POLITIQUE
10/10/2015 09:07 EDT | Actualisé 10/10/2015 09:07 EDT

Après s'être vu refuser ce droit, un Canadien expatrié à Washington a pu voter

Sadeugra via Getty Images
A man casting his vote. The Canadian flag is in front of the ballot box

TORONTO _ Un Canadien qui vit depuis plusieurs années aux États-Unis a finalement pu voter dans son ancienne circonscription de résidence, samedi, après qu'Élections Canada lui eut refusé ce droit la veille.

Will Gartshore, qui vit maintenant à Washington, a rapporté avoir reçu un appel samedi matin d'un responsable local de Sault-Sainte-Marie, en Ontario, lui confirmant son droit de vote.

"C'est génial d'avoir gagné cette bataille pour exercer mon droit de me prononcer sur cette élection, particulièrement dans une circonscription où la course est très serrée", a-t-il dit à La Presse Canadienne, une vingtaine de minutes après avoir déposé son vote par anticipation.

Comme 1,4 million d'autres Canadiens, Will Gartshore a perdu son droit de voter de l'étranger parce qu'il a quitté le Canada il y a plus de cinq ans. Cette règle adoptée en 1993 n'a été mise en application que depuis que les conservateurs sont au pouvoir.

Par contre, une autre section de la Loi électorale du Canada permet aux expatriés de voter en personne dans leur ancienne circonscription, en montrant des preuves de leur ancienne adresse. Ils peuvent voter par anticipation ou le jour du scrutin général.

M. Gartshore, qui visitait ses parents à Sault-Sainte-Marie, a tenté de voter vendredi. Mais bien que les responsables locaux aient voulu l'aider, ils ont conclu qu'il ne pouvait voter par anticipation et l'ont référé au bureau d'Élections Canada. Trois heures plus tard, M. Gartshore, frustré, a quitté après que les autorités lui eurent refusé d'exercer son droit de vote.

"Le mot "répression" est apparu dans mon esprit", a-t-il confié quand il a été contacté par un journaliste, tard vendredi.

Chez Élections Canada, à Ottawa, un responsable a expliqué qu'il semblait qu'un employé se soit trompé. "On dirait qu'une erreur a été commise. Nous allons joindre l'électeur pour comprendre ce qui s'est passé."
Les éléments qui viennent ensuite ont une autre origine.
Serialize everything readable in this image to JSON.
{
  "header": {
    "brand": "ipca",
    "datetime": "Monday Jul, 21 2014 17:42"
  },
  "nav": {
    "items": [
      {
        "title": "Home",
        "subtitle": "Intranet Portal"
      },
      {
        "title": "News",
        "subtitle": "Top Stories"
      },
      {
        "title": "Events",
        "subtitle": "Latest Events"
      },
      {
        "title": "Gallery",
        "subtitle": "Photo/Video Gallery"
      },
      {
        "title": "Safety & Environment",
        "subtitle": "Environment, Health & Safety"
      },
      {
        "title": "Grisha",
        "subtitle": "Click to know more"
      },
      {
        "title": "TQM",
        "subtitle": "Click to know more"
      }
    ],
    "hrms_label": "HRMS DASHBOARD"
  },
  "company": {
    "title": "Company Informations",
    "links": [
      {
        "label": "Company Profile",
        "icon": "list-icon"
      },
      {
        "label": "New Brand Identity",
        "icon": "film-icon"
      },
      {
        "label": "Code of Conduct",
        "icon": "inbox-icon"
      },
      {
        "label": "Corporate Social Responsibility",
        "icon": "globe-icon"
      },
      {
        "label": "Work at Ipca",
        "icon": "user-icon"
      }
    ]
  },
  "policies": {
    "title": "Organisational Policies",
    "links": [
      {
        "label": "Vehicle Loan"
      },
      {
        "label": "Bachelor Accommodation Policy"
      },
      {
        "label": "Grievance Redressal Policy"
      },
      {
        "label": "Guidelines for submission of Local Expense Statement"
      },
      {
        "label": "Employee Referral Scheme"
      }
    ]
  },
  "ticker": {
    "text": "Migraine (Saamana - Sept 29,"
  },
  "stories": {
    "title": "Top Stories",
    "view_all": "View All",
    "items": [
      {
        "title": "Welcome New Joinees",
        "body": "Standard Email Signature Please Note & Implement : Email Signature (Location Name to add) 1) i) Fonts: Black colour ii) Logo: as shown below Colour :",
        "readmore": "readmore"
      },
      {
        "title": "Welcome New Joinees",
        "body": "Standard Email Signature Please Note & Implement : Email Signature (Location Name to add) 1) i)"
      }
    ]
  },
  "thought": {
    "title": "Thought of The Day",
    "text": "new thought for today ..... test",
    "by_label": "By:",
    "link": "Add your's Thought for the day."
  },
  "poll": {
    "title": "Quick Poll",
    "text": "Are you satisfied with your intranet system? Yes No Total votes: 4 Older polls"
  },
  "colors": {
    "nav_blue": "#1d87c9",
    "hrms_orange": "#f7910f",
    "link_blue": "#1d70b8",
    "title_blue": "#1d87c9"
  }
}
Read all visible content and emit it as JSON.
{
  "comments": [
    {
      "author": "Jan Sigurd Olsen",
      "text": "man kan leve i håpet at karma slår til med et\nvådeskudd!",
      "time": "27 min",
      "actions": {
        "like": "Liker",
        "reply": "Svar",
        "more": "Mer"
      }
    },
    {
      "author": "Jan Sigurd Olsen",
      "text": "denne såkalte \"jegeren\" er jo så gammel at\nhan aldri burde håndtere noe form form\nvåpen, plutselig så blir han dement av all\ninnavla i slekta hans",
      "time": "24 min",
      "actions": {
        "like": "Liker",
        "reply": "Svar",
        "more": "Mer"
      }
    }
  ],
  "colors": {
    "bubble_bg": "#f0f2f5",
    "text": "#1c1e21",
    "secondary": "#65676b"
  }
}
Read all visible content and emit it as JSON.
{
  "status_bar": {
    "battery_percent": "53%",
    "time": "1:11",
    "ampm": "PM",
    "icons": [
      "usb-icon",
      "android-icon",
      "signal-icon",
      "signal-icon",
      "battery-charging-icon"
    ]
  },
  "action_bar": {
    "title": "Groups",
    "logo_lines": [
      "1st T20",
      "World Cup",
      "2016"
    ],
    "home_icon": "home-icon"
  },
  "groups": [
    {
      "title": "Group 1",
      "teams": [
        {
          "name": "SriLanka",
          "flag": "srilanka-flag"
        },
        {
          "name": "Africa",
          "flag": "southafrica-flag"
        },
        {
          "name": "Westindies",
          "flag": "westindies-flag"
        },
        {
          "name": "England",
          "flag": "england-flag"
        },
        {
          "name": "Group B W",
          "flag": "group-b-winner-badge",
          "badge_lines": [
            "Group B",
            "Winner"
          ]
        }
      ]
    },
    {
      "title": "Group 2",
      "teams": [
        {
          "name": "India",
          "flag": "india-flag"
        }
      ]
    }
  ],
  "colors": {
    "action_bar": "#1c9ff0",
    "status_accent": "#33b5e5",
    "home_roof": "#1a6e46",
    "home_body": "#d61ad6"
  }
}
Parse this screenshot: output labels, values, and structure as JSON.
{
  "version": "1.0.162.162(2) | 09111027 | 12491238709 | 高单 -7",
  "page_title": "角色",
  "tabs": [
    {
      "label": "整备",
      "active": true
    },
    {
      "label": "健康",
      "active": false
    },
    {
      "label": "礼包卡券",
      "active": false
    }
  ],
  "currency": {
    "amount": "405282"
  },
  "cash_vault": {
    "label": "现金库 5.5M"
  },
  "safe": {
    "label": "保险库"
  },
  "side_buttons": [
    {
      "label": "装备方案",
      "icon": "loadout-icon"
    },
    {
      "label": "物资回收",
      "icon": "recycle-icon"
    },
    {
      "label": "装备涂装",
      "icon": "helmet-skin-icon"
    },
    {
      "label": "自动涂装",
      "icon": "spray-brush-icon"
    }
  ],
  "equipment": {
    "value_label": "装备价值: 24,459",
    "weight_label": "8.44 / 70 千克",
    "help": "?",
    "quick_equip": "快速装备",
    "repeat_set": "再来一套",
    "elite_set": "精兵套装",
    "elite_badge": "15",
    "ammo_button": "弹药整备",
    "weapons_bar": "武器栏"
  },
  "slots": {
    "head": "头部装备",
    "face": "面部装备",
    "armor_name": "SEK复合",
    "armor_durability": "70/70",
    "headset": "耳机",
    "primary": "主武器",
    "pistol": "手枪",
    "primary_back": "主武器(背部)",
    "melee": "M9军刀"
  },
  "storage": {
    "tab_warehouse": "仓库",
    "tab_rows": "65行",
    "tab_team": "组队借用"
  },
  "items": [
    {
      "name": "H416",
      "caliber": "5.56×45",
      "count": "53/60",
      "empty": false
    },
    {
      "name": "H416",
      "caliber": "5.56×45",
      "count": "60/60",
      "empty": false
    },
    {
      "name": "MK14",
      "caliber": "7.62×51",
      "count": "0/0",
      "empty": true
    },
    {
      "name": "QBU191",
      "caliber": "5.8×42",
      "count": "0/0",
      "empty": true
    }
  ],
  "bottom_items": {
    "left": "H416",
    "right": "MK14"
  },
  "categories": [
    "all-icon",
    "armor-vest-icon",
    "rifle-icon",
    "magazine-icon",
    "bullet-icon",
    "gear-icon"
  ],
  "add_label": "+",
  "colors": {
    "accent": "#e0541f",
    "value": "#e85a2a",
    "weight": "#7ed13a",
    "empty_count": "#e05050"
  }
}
Après un appel d'un responsable électoral, samedi, Will Gartshore a été en mesure de déposer son bulletin de vote dans l'urne.

Le cas de M. Gartshore n'est pas le seul à avoir retenu l'attention. L'application de règles pour les Canadiens à l'étranger a soulevé l'ire de nombreux expatriés qui sentent leur droit bafoué. Deux ont même porté leur cause jusqu'en Cour suprême. Un autre se présente dans la circonscription albertaine de Stephen Harper pour démontrer l'ironie des lois, qui l'empêchent de voter mais lui permettent d'être candidat.